There are a lot of properties here, but we will focus on two:

- `mean_test_score`: the average test scores for each model
- `params`: a dictionary containing the parameters used to train each model

In [14]:
test_scores = results['mean_test_score']
test_scores

array([0.59247138, 0.5336245 , 0.57126759, 0.62837741, 0.55348778,
       0.60133915, 0.63756002, 0.55784278, 0.61290109])

In [15]:
params = results['params']
params

[{'max_depth': 2, 'max_features': None},
 {'max_depth': 2, 'max_features': 1},
 {'max_depth': 2, 'max_features': 3},
 {'max_depth': 3, 'max_features': None},
 {'max_depth': 3, 'max_features': 1},
 {'max_depth': 3, 'max_features': 3},
 {'max_depth': 4, 'max_features': None},
 {'max_depth': 4, 'max_features': 1},
 {'max_depth': 4, 'max_features': 3}]

We can combine these features together into a data frame to see how our different models perform:

In [16]:
for p, s in zip(params, test_scores):
    p['score'] = s
    
pd.DataFrame(params).sort_values(by='score')

Unnamed: 0,max_depth,max_features,score
1,2,1.0,0.533624
4,3,1.0,0.553488
7,4,1.0,0.557843
2,2,3.0,0.571268
0,2,,0.592471
5,3,3.0,0.601339
8,4,3.0,0.612901
3,3,,0.628377
6,4,,0.63756


## Exercises

Within your `codeup-data-science` directory, create a new repo named `advanced-topics`. This will be where you do your work for this module. Create a repository on GitHub with the same name, and link your local repository to GitHub.

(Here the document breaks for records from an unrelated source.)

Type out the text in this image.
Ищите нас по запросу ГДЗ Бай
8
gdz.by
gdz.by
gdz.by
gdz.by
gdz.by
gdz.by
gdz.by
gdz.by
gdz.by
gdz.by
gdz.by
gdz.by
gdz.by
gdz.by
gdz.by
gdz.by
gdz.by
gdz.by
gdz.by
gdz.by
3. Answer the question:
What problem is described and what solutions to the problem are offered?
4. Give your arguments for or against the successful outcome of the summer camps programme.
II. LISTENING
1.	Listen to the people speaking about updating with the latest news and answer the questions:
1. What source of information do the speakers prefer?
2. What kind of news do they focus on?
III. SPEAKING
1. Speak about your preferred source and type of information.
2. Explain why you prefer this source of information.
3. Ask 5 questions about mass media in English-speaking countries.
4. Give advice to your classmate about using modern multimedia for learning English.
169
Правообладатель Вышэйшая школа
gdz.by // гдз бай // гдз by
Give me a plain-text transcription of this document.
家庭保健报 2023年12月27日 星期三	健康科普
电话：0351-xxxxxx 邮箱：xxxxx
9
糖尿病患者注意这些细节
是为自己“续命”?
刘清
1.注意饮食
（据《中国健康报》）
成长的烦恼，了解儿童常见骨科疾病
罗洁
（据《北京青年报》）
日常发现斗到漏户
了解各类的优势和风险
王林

Save this work in your `advanced-topics` repo. Then add, commit, and push your changes.

Do your work for this exercise in a jupyter notebook or python script named `cross_validation`.

Use the cross validation techniques discussed in the lesson to figure out what kind of model works best with the cars dataset used in the lesson.